CSAT Solved Papers/ 2023/Q42
2023 CSAT — Q42
Passage
A global analysis of nitrogen use efficiency — a measure of the amount of nitrogen a plant takes in to grow versus what is left behind as pollution — says that using too much fertilizers will lead to increased pollution of waterways and the air. Currently, the global average for nitrogen use efficiency is approximately 0.4, meaning 40 per cent of the total nitrogen added to cropland goes into the harvested crop while 60 per cent is lost to the environment, says a study. More than half of the world’s population is nourished by food grown with fertilizers containing synthetic nitrogen, which is needed to produce high crop yields. Plants take the nitrogen they need to grow, and the excess is left in the ground, water and air. This results in significant emissions of nitrous oxide, a potent greenhouse and ozone depleting gas, and other forms of nitrogen pollution, including eutrophication of lakes and rivers and contamination of river water.
Which one of the following statements best reflects the most logical, rational and crucial message implied by the passage?
Thinking pathway
Locate. This asks for the author’s view: find the message the passage is committed to across its whole argument. The passage holds two facts in tension: synthetic nitrogen “is needed to produce high crop yields” and feeds “more than half of the world’s population”; but nitrogen use efficiency is only ~0.4, so 60% is “lost to the environment,” causing nitrous-oxide emissions, eutrophication and water contamination. The crucial message lives in the balance: nitrogen is essential for food, yet its inefficiency harms the environment.
Test (commitment test + scope-fit). (a) “enhanced efficiency of use of nitrogen is imperative for both food production and environment” honours both sides — it keeps the food-need and the environmental-harm, and improving efficiency is exactly what reconciles them (more crop, less loss). The author is committed to both halves. Test others: (b) “production… cannot be stopped” picks only the food side and over-states it; (c) “identify alternatives to nitrogen-hungry crops” is a specific remedy never prescribed; (d) “replace conventional agriculture with agroforestry/organic” is another specific prescription the passage doesn’t make.
Eliminate by anatomy. (b) is too strong and half right, half wrong — absolute on one side (“cannot be stopped”), dropping the environmental concern; (c) is a claim the passage never makes — crop-substitution is never proposed; (d) is a claim the passage never makes — the agroforestry/organic replacement is not in this passage.
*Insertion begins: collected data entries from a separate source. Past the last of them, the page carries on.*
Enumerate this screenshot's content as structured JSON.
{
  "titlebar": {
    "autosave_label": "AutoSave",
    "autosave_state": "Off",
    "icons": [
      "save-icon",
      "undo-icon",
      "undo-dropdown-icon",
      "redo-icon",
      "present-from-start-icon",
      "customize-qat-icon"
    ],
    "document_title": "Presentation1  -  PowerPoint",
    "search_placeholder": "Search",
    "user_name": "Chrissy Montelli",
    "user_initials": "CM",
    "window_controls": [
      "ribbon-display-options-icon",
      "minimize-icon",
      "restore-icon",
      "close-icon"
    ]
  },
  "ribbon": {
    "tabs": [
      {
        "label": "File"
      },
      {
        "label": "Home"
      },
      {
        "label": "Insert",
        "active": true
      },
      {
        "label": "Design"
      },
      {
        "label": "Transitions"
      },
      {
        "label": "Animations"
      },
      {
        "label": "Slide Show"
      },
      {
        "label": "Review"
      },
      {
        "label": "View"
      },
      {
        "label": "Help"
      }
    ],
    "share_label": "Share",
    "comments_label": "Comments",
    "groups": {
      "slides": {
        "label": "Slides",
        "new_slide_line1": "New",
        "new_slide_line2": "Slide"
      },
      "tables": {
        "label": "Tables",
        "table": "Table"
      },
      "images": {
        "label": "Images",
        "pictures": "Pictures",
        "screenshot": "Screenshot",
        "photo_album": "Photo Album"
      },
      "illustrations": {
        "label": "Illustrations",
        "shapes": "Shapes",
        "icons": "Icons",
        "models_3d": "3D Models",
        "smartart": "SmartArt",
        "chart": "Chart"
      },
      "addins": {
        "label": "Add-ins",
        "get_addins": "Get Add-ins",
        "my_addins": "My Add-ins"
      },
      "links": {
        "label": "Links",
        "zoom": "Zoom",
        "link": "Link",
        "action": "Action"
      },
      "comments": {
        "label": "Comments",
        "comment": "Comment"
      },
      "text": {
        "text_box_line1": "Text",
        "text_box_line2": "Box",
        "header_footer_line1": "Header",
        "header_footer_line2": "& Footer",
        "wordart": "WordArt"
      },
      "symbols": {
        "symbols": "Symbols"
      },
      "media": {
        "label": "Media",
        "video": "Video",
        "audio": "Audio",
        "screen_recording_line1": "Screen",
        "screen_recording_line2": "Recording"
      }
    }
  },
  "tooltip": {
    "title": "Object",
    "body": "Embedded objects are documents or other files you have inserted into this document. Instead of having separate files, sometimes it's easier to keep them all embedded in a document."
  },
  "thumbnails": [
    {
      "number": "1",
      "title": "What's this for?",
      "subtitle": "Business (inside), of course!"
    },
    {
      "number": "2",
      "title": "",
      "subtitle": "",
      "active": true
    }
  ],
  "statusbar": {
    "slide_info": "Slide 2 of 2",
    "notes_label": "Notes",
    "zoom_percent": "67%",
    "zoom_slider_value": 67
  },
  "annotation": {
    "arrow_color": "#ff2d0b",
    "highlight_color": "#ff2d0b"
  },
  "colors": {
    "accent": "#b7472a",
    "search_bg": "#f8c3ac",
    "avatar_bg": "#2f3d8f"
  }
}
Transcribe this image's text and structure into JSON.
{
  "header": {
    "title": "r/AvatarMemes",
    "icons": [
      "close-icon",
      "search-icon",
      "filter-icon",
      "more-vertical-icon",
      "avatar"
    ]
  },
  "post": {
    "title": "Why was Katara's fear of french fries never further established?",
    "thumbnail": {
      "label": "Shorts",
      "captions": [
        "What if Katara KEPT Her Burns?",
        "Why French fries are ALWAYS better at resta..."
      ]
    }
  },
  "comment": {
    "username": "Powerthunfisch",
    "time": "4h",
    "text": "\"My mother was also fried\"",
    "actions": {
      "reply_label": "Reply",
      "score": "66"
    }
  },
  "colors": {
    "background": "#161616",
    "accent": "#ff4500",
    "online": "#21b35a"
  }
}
The transferable rule on author-view questions over a two-sided passage: the crucial message preserves both tensions; an option that amputates one side or jumps to a single remedy fails. Key: (a).
Evidence in the text
The passage states nitrogen use efficiency is low (≈0.4, so 60% is lost as pollution), yet synthetic nitrogen “is needed to produce high crop yields” and “more than half of the world’s population is nourished by food grown with” it, while excess causes nitrous-oxide emissions and eutrophication. The crucial message balances both sides — nitrogen is needed for food, but its inefficient use harms the environment — so improving nitrogen-use efficiency is imperative for BOTH food production and environment: exactly (a). (b) over-strengthens one side (“cannot be stopped”); (c)/(d) are specific remedies the passage never prescribes → (a).
Worked rationale
The passage balances need against harm: synthetic nitrogen is essential for yields and global nutrition, but at ~0.4 efficiency the 60% excess pollutes air and water. The crucial implied message is that we must use nitrogen more efficiently — serving both food production and the environment.
(a) captures exactly that two-sided imperative. (b) keeps only the food side and overstates it (“cannot be stopped”), ignoring the pollution argument. (c) and (d) are specific remedies (crop alternatives; replacing conventional agriculture) the passage never prescribes.
Answer: (a).
Why the other options miss
- B too strong for what the passage says: “production of synthetic nitrogen fertilizers cannot be stopped” absolutises one half of the tension and drops the environmental concern the passage gives equal weight.
- C a claim the passage never makes: “alternatives to crops that require excess of nitrogen should be identified” is a specific intervention the passage never proposes; it discusses efficiency, not crop substitution.
- D a claim the passage never makes: “replace conventional agriculture with agroforestry, agroecosystems and organic farming” is a wholesale remedy from elsewhere, not this passage’s measured message.
Specialist insight
This is a two-sided passage, and CSAT’s plants each grab one side or leap to a remedy. (b) keeps the food-security half and discards the environmental half; (c) and (d) substitute specific solutions for the passage’s actual point. The crucial message is the reconciling one — improve efficiency — because better nitrogen-use efficiency is precisely what serves both food production and the environment at once. Holding both halves and finding the option that does too is the move. (a).
The passage balances nitrogen's food-need against its pollution; (b) keeps only the food side — the crucial message is improving efficiency for both food and environment — (a).